“I’m happy that there are haredim, but we need to limit their political influence,” the Israeli premier said.
By Lauren Marcus, World Israel News
During a speech on Israel’s current political landscape at the Jerusalem Post Diplomatic Conference, Prime Minister Naftali Bennett said that ultra-Orthodox parties hold too much sway when it comes to lawmaking in the Jewish State.
Bennett gave an overview of what he defined as the major political influences in Israel – the left-wing, which he called a “global humanist” force, the National-Religious camp which is essentially the political right, and the ultra-Orthodox.
“We are a Jewish state, and I’m happy that there are haredim, but we need to limit their political influence. And I wouldn’t want an Israel without a left-wing,” said Bennett, who added that “in practice, we need all three” political movements.

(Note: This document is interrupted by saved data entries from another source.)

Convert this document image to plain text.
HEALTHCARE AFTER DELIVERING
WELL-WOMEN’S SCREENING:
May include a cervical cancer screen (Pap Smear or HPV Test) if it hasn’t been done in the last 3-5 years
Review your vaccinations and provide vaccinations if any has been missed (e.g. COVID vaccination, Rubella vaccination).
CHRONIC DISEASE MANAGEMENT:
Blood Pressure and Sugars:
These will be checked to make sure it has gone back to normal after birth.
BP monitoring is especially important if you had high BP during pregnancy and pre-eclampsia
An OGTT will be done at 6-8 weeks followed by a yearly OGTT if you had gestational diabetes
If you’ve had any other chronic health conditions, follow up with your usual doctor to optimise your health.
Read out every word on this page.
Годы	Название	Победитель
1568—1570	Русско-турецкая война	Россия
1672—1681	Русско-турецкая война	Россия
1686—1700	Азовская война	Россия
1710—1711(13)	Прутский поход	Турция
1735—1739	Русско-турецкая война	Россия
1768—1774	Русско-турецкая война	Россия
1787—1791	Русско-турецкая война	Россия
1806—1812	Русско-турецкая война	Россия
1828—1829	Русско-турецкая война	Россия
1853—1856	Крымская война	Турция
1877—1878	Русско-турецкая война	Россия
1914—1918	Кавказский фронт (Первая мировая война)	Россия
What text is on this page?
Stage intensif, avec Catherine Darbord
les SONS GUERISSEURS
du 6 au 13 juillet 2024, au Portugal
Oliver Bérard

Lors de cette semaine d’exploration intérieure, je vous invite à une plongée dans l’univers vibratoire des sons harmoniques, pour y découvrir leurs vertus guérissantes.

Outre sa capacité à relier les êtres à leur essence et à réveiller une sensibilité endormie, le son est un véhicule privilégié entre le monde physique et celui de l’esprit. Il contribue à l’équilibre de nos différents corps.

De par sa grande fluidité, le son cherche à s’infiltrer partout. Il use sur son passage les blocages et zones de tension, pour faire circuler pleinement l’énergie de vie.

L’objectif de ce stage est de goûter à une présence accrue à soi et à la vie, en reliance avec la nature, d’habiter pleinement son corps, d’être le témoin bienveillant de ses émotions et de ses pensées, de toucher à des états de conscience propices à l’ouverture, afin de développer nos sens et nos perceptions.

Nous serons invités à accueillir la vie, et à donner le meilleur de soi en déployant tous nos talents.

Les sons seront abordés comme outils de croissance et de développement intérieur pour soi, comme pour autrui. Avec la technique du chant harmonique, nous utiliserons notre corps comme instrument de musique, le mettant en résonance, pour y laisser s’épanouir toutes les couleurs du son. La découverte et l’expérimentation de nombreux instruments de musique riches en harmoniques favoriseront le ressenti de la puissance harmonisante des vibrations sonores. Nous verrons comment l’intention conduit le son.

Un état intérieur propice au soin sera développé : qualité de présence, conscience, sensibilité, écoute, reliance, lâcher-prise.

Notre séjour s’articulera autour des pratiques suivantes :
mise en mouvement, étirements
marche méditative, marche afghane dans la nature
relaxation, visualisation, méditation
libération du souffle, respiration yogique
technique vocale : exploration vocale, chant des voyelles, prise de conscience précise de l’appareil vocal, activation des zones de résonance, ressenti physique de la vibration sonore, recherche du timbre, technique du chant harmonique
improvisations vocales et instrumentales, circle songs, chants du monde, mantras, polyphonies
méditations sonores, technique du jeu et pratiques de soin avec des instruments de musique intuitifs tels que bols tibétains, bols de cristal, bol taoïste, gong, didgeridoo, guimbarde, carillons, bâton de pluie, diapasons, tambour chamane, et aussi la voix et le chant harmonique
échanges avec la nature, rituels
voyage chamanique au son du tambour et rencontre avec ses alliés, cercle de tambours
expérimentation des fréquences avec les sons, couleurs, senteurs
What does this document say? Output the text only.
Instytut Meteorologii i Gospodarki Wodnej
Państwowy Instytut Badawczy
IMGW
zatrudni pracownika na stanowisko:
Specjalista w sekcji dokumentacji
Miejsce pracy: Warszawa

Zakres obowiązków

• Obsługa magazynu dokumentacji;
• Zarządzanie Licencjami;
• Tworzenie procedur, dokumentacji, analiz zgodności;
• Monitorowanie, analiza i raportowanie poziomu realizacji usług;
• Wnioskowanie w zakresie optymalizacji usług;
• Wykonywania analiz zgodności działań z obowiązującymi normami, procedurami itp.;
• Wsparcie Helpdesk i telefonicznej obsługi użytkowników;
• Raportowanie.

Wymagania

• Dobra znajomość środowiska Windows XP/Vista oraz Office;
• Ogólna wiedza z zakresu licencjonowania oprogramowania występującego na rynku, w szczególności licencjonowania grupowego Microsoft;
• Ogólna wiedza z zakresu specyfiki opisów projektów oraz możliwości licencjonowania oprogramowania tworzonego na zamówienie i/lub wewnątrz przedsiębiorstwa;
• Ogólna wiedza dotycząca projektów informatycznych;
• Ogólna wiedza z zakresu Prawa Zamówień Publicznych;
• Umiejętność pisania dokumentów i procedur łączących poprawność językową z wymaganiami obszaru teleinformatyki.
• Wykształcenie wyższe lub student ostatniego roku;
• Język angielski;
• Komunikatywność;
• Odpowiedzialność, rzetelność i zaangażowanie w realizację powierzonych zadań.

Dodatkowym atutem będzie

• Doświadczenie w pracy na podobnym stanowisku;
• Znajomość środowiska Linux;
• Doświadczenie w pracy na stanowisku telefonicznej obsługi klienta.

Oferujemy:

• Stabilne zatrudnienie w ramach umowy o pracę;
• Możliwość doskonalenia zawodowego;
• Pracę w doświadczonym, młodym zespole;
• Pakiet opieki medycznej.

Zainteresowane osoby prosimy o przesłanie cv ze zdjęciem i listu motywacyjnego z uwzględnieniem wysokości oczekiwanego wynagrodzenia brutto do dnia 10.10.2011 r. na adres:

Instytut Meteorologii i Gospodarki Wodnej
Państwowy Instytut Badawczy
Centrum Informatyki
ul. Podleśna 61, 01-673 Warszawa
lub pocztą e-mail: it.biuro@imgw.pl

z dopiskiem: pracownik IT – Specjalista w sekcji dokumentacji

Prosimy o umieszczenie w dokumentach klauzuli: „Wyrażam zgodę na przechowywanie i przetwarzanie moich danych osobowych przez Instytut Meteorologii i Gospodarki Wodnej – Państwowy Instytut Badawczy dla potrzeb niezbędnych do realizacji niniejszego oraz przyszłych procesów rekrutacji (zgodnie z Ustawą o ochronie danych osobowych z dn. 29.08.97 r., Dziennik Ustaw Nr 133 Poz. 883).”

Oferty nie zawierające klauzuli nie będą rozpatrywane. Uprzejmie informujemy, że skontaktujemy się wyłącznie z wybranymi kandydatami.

Speaking about his eclectic coalition, which includes eight parties spanning the political spectrum from Islamist and right-wing to socialist and liberal, he said that the gaps between the parties are less than the public may believe.
“I clearly feel differently from them on a lot of issues, but I want that counter-debate. I am proud to lead a government that’s there… that is committed to all of its citizens,” Bennett said.
“For that to happen, there needs to be real dialogue. Not only talking but also a novel thing in Israel: listening.”
Bennett said his government could serve as an example to Israelis that national unity can be achieved, despite the tensions in a highly polarized society.
“Our motto is that 70% of people agree on 70% of the issues, so let’s focus on that. But practically speaking, I see here a much greater potential. Let’s also start talking about the 30% [of issues].”
Bennett’s remarks about what he says is the disproportionate amount of power held by ultra-Orthodox politicians will likely spark further conflict with the groups.
Haredi community leaders and politicians have expressed their displeasure over Bennett’s rise to power in the past, calling him “evil” and a “destroyer” of traditional Judaism.
Ultra-Orthodox Shas party head Rabbi Aryeh Deri said in June that, “The new government is going to destroy the Jewish identity and character of the state, which allows us to live together.”
When learning of Bennett’s plans to introduce reforms to the kosher and conversion systems in Israel, the chief of the UTJ haredi party vowed that “there will be a war for every ‘T’ crossed and ‘I ‘dotted and, God willing, we will topple this evil government.”
It should be noted that Bennett’s political party holds six seats in the Israeli parliament, known as the Knesset, while the two ultra-Orthodox parties in the Knesset hold total of 16 seats.